By: Anna Stevens Bright

Many women across the nation have risen to high ranks in the judicial system, though sometimes very challenging, for various reasons. Therefore, for this special month that we are celebrating, I would like to acquaint you with one of those women. She was born, raised, and educated in her early life right here in Colleton County. She is the Honorable Chief Judge Jennifer Peters Wilson, one of six children born to the late Mr. Nathaniel and Mrs. Charity Smalls Peters. One of her siblings is her twin sister, Ms. Gale Peters Owens, an alumnus of South Carolina State University, who is a retired educator. When they graduated from college, they couldn’t attend each other’s graduation because they both were held on the same day. The same held true for their parents. Their father attended one, and their mother attended the other!

She is a 1973 honor graduate of Walterboro High School. Judge Wilson, an accomplished pianist, has always been musically inclined, following in the footsteps of her mother who was a music teacher at Ruffin High School, and her grandmother, Mrs. Addie Malone, who taught piano lessons in the community for a number of years. She sang in the chorus in high school and was a proud member of the 1972 South Carolina All-State Chorus. I bear that same honor with her, as we both were selected for it the same year; Judge Wilson sang alto, and I sang soprano!

A 1977 cum laude graduate of Spelman College in Atlanta, Georgia, Judge Wilson received a Bachelor of Arts degree in Political Science. She received her Juris Doctor degree in 1980 from Rutgers University in Newark, New Jersey. In 1981, she was admitted to the South Carolina Bar. A former prosecutor and criminal defense attorney, Judge Wilson is the first African American and first female appointed as Chief Judge of Myrtle Beach Municipal Court. After serving 22 years in her capacity as Chief Judge, she retired in 2022.

In an interview with WMBF News in 2019, Judge Wilson explained, “It is because of the constitution and the law of the constitution that I am here.” She went on to say that she grew up in Walterboro, South Carolina, a small town just west of Charleston, and she has vivid memories of segregation as a child. Judge Wilson recalls, “Walking in downtown Walterboro, there was a [local] drug store, and the white kids would go there after school to get sodas and ice cream, and all we could do was just walk by. We weren’t allowed in there. And it had a profound impact on me as a child,” said Wilson. “Going through the back door of the dentist’s office, I could still remember the trees brushing up aside my face as I walked back there to go through the door to go to the separate waiting room.”

Judge Wilson’s experience as a child inspired her to focus on change when she became an adult.

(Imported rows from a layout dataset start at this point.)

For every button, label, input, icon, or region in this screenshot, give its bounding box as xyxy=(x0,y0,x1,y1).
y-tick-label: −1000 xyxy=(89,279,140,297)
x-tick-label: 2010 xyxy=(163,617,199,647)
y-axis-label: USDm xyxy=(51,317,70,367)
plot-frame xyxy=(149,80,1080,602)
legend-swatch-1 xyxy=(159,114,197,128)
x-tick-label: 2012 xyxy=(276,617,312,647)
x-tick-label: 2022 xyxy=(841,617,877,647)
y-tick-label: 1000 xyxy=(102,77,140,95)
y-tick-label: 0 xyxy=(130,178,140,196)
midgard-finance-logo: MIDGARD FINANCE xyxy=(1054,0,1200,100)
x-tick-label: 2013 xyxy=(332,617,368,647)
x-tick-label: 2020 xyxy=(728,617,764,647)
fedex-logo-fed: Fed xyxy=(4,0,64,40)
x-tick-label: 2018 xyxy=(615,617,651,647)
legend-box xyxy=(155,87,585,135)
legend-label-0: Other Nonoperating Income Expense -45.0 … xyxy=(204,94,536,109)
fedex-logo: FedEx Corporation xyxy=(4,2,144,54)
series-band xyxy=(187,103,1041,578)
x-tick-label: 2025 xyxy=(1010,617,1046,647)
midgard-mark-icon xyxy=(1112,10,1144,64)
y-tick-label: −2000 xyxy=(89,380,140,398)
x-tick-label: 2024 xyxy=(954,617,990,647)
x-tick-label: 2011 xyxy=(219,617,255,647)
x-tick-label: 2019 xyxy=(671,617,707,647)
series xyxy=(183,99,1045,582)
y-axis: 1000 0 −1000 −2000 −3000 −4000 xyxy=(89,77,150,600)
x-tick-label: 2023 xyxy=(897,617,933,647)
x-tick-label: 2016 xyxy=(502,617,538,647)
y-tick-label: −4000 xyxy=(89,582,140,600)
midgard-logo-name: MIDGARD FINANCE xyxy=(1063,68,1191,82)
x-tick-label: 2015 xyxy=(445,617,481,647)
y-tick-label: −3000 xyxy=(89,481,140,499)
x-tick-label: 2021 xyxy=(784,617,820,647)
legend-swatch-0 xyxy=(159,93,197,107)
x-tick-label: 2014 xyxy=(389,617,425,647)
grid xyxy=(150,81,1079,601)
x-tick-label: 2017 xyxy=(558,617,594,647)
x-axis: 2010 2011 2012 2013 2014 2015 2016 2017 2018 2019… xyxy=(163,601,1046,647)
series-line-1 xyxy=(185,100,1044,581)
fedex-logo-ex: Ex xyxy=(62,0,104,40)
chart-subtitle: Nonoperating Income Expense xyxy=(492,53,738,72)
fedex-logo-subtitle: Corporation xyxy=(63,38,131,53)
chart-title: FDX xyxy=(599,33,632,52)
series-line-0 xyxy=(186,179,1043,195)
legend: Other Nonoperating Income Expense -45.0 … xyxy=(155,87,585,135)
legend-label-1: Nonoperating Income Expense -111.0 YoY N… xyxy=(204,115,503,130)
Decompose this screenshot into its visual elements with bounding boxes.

She said she would later grab hold of her power while attending college. “I think had I not gone to Spellman College, I would not have found my worth, and my power as a black woman, as a young black woman, and that’s where I learned that I can do anything and be anything,” stated Wilson.

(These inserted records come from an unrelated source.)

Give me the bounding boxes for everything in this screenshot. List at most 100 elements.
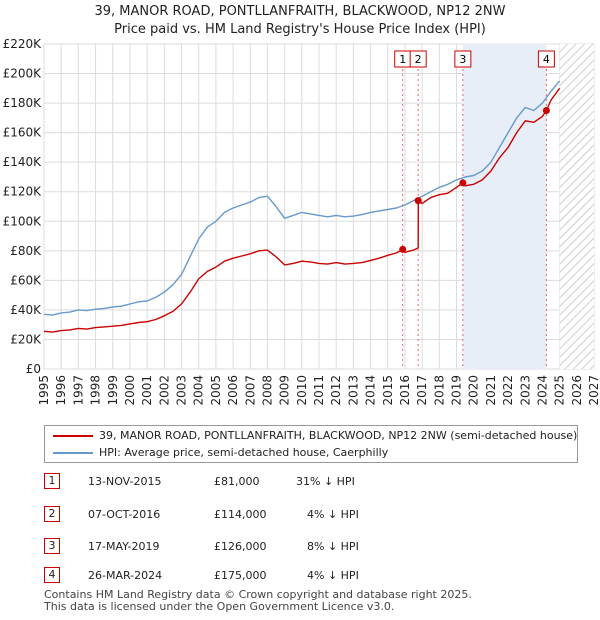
sale-marker-box: [409, 50, 427, 68]
sale-marker-box: [537, 50, 555, 68]
sale-date: 17-MAY-2019: [88, 540, 160, 553]
x-tick-label: 1995: [37, 375, 51, 406]
highlight-bands: [462, 44, 594, 369]
sale-marker: 4: [537, 50, 555, 68]
y-tick-label: £40K: [10, 303, 42, 317]
x-tick-label: 2016: [398, 375, 412, 406]
x-tick-label: 2026: [570, 375, 584, 406]
y-tick-label: £20K: [10, 332, 42, 346]
x-tick-label: 2025: [553, 375, 567, 406]
sale-point: [414, 197, 422, 205]
x-tick-label: 1997: [71, 375, 85, 406]
x-tick-label: 2011: [312, 375, 326, 406]
legend: 39, MANOR ROAD, PONTLLANFRAITH, BLACKWOO…: [44, 425, 578, 463]
x-tick-label: 1996: [54, 375, 68, 406]
sale-number-badge: 4: [44, 567, 60, 583]
footer-copyright: Contains HM Land Registry data © Crown c…: [44, 588, 472, 601]
sale-hpi-diff: 4% ↓ HPI: [307, 508, 359, 521]
x-tick-label: 2004: [192, 375, 206, 406]
sale-marker-label: 3: [459, 53, 466, 66]
y-tick-label: £0: [26, 362, 41, 376]
table-row: 1 13-NOV-2015 £81,000 31% ↓ HPI: [44, 472, 444, 492]
sale-date: 26-MAR-2024: [88, 569, 163, 582]
legend-label-property: 39, MANOR ROAD, PONTLLANFRAITH, BLACKWOO…: [99, 429, 578, 442]
x-tick-label: 2009: [278, 375, 292, 406]
x-tick-label: 2018: [432, 375, 446, 406]
sale-date: 07-OCT-2016: [88, 508, 161, 521]
sale-hpi-diff: 8% ↓ HPI: [307, 540, 359, 553]
table-row: 3 17-MAY-2019 £126,000 8% ↓ HPI: [44, 537, 444, 557]
x-tick-label: 2024: [535, 375, 549, 406]
x-tick-label: 2020: [467, 375, 481, 406]
x-tick-label: 2013: [346, 375, 360, 406]
sale-price: £175,000: [214, 569, 267, 582]
sale-point: [542, 106, 550, 114]
table-row: 2 07-OCT-2016 £114,000 4% ↓ HPI: [44, 505, 444, 525]
legend-label-hpi: HPI: Average price, semi-detached house,…: [99, 446, 389, 459]
chart-subtitle: Price paid vs. HM Land Registry's House …: [114, 22, 486, 37]
x-tick-label: 2000: [123, 375, 137, 406]
x-tick-label: 2014: [364, 375, 378, 406]
y-tick-label: £180K: [3, 96, 43, 110]
x-tick-label: 2023: [518, 375, 532, 406]
x-tick-label: 2008: [260, 375, 274, 406]
sale-number-badge: 1: [44, 473, 60, 489]
x-tick-label: 2002: [157, 375, 171, 406]
x-tick-label: 2012: [329, 375, 343, 406]
sale-price: £81,000: [214, 475, 260, 488]
sale-hpi-diff: 31% ↓ HPI: [296, 475, 355, 488]
footer-licence: This data is licensed under the Open Gov…: [44, 600, 395, 613]
legend-swatch-hpi: [53, 452, 93, 454]
sale-points: [399, 106, 550, 253]
footer: Contains HM Land Registry data © Crown c…: [44, 589, 472, 613]
sale-marker: 2: [409, 50, 427, 68]
y-tick-label: £60K: [10, 273, 42, 287]
y-tick-label: £160K: [3, 126, 43, 140]
sale-point: [459, 179, 467, 187]
sale-marker-label: 4: [543, 53, 550, 66]
sale-point: [399, 245, 407, 253]
chart-title: 39, MANOR ROAD, PONTLLANFRAITH, BLACKWOO…: [94, 4, 505, 19]
sale-number-badge: 2: [44, 506, 60, 522]
x-tick-label: 2005: [209, 375, 223, 406]
x-tick-label: 2017: [415, 375, 429, 406]
table-row: 4 26-MAR-2024 £175,000 4% ↓ HPI: [44, 566, 444, 586]
x-tick-label: 2021: [484, 375, 498, 406]
y-tick-label: £80K: [10, 244, 42, 258]
y-tick-label: £220K: [3, 37, 43, 51]
sale-date: 13-NOV-2015: [88, 475, 162, 488]
x-tick-label: 1999: [106, 375, 120, 406]
y-tick-label: £120K: [3, 185, 43, 199]
future-hatch: [559, 44, 594, 369]
y-tick-label: £140K: [3, 155, 43, 169]
sale-marker: 3: [454, 50, 472, 68]
legend-swatch-property: [53, 435, 93, 437]
y-tick-label: £200K: [3, 67, 43, 81]
x-tick-label: 2010: [295, 375, 309, 406]
series-lines: [43, 80, 561, 333]
x-tick-label: 2003: [175, 375, 189, 406]
sale-marker: 1: [394, 50, 412, 68]
sale-price: £114,000: [214, 508, 267, 521]
sale-marker-label: 1: [399, 53, 406, 66]
sale-marker-label: 2: [415, 53, 422, 66]
sale-marker-box: [454, 50, 472, 68]
y-axis-ticks: £0 £20K £40K £60K £80K £100K £120K £140K £160K £1…: [3, 37, 43, 376]
sale-number-badge: 3: [44, 538, 60, 554]
x-tick-label: 2027: [587, 375, 600, 406]
hpi-line: [43, 80, 561, 316]
x-tick-label: 2022: [501, 375, 515, 406]
y-tick-label: £100K: [3, 214, 43, 228]
sale-price: £126,000: [214, 540, 267, 553]
property-price-line: [43, 87, 561, 333]
price-chart: 39, MANOR ROAD, PONTLLANFRAITH, BLACKWOO…: [3, 4, 600, 406]
x-tick-label: 2001: [140, 375, 154, 406]
sale-vlines: [402, 64, 547, 369]
x-tick-label: 1998: [89, 375, 103, 406]
x-tick-label: 2006: [226, 375, 240, 406]
highlight-band: [462, 44, 547, 369]
x-tick-label: 2007: [243, 375, 257, 406]
x-tick-label: 2015: [381, 375, 395, 406]
x-axis-ticks: 1995 1996 1997 1998 1999 2000 2001 2002 2003 2004…: [37, 375, 600, 406]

The Dr. Martin Luther King, Jr., Drum Major for Justice Award, the Omega Psi Phi Community Service Award, and the Conway Branch NAACP Ernest A. Finney, Jr. Historic Achievement Award are among the numerous awards she has received. Some of the organizations to which she belongs are the South Carolina Bar Association, the South Carolina Black Lawyers Association, and Delta Sigma Theta Sorority, Inc., where she is a diamond life member. Judge Wilson’s church affiliation is Saint Ann’s Episcopal Church in Conway, South Carolina.

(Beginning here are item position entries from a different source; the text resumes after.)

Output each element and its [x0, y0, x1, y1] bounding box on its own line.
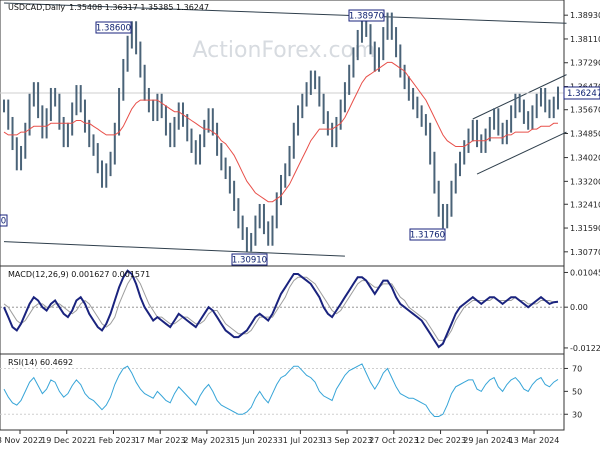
price-y-tick-label: 1.32410 — [570, 200, 600, 209]
price-annotation: 1.38970 — [348, 9, 385, 22]
ohlc-header: 1.35408 1.36317 1.35385 1.36247 — [69, 3, 209, 12]
price-annotation-label: 1.30910 — [232, 256, 267, 266]
price-annotation-box — [348, 9, 385, 22]
rsi-y-tick-label: 50 — [572, 387, 582, 396]
rsi-label: RSI(14) 60.4692 — [8, 358, 73, 367]
upper-long-trendline — [3, 2, 567, 24]
price-annotation: 1.30910 — [231, 253, 268, 266]
price-annotation-label: 0 — [1, 217, 6, 227]
macd-panel-frame — [0, 265, 565, 355]
price-annotation-label: 1.38970 — [349, 12, 384, 22]
watermark: ActionForex.com — [193, 38, 376, 63]
macd-line — [3, 269, 559, 349]
channel-lower-line — [476, 131, 567, 175]
price-y-tick-label: 1.37290 — [570, 59, 600, 68]
price-annotation: 1.31760 — [409, 228, 446, 241]
x-tick-label: 1 Feb 2023 — [91, 436, 136, 445]
price-annotations: 1.38600 1.38970 1.30910 1.31760 0 — [0, 9, 446, 266]
rsi-y-tick-label: 70 — [572, 364, 582, 373]
last-price-label: 1.36247 — [567, 89, 600, 99]
price-annotation-box — [231, 253, 268, 266]
macd-signal-line — [3, 276, 559, 341]
x-tick-label: 31 Jul 2023 — [278, 436, 323, 445]
price-annotation-label: 1.31760 — [410, 231, 445, 241]
rsi-panel-frame — [0, 353, 565, 431]
x-tick-label: 3 Nov 2022 — [0, 436, 43, 445]
macd-label: MACD(12,26,9) 0.001627 0.001571 — [8, 270, 150, 279]
x-tick-label: 12 Dec 2023 — [415, 436, 466, 445]
price-y-tick-label: 1.30770 — [570, 248, 600, 257]
last-price-tag: 1.36247 — [563, 86, 600, 100]
price-y-tick-label: 1.34020 — [570, 154, 600, 163]
price-y-axis: 1.389301.381101.372901.364701.356701.348… — [564, 11, 600, 257]
chart-title-line: USDCAD,Daily 1.35408 1.36317 1.35385 1.36… — [8, 3, 209, 12]
price-panel: ActionForex.com 1.38930 1.38110 1.37290 1.3… — [0, 0, 600, 267]
macd-y-tick-label: -0.012276 — [570, 344, 600, 353]
macd-y-axis: 0.010457 0.00 -0.012276 — [564, 268, 600, 353]
rsi-panel: 70 50 30 RSI(14) 60.4692 — [0, 353, 582, 431]
macd-panel: 0.010457 0.00 -0.012276 MACD(12,26,9) 0.00… — [0, 265, 600, 355]
price-y-tick-label: 1.31590 — [570, 224, 600, 233]
rsi-y-tick-label: 30 — [572, 410, 582, 419]
price-annotation: 1.38600 — [95, 21, 132, 34]
x-tick-label: 2 May 2023 — [183, 436, 230, 445]
macd-y-tick-label: 0.010457 — [570, 268, 600, 277]
price-y-tick-label: 1.35670 — [570, 106, 600, 115]
lower-long-trendline — [3, 241, 345, 257]
moving-average-line — [3, 61, 558, 203]
x-tick-label: 13 Sep 2023 — [322, 436, 373, 445]
x-tick-label: 13 Mar 2024 — [509, 436, 560, 445]
rsi-line — [3, 363, 559, 417]
macd-y-tick-label: 0.00 — [570, 303, 588, 312]
price-annotation-label: 1.38600 — [96, 24, 131, 34]
price-annotation-box — [0, 214, 8, 227]
price-y-tick-label: 1.34850 — [570, 130, 600, 139]
rsi-y-axis: 70 50 30 — [564, 364, 582, 419]
last-price-box — [563, 86, 600, 100]
price-y-tick-label: 1.33200 — [570, 177, 600, 186]
x-tick-label: 17 Mar 2023 — [135, 436, 186, 445]
x-tick-label: 19 Dec 2022 — [41, 436, 92, 445]
price-ohlc-bars — [3, 12, 559, 252]
x-tick-label: 27 Oct 2023 — [369, 436, 418, 445]
price-y-tick-label: 1.38110 — [570, 35, 600, 44]
price-annotation-box — [409, 228, 446, 241]
price-y-tick-label: 1.38930 — [570, 11, 600, 20]
price-panel-frame — [0, 0, 565, 267]
price-annotation: 0 — [0, 214, 8, 227]
x-tick-label: 29 Jan 2024 — [463, 436, 511, 445]
chart-title: USDCAD,Daily — [8, 3, 65, 12]
x-tick-label: 15 Jun 2023 — [230, 436, 278, 445]
price-annotation-box — [95, 21, 132, 34]
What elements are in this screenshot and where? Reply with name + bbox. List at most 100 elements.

She is the proud mother of two children, Hannah and Lucken, and has one granddaughter, Angelina, and two grandsons, Felix and Huey. Judge Wilson’s other siblings are: Dr. Stephen Peters, former Superintendent of Laurens County School District in South Carolina, who is a well-known educator and guest speaker around this country, is also an author. All four of her brothers were highly adept in basketball in both high school and college. Two of her brothers, the late Clinton “Clint” Peters and Ronald “Bubbie” Peters, were graduates of Claflin University and were on the basketball team while attending there. Ronald played semi-professional basketball, and he was also a physical education teacher and a coach. Her other brother is Edward Peters, who was known as a “beast” on the court!

Prior to ending this current interview, Judge Wilson reminisced, “We recently celebrated our 50th Class Reunion. Time has really flown by, because it seems that it was only yesterday that we were walking through the halls of Walterboro High.”

Thank you, Honorable Chief Judge Wilson, for making Colleton County proud of all that you have accomplished in the field of the judiciary by “setting the bar high” for other women who have pursued / are pursuing careers in the judicial system. We proudly salute you as a “Trailblazer” for African American History Month!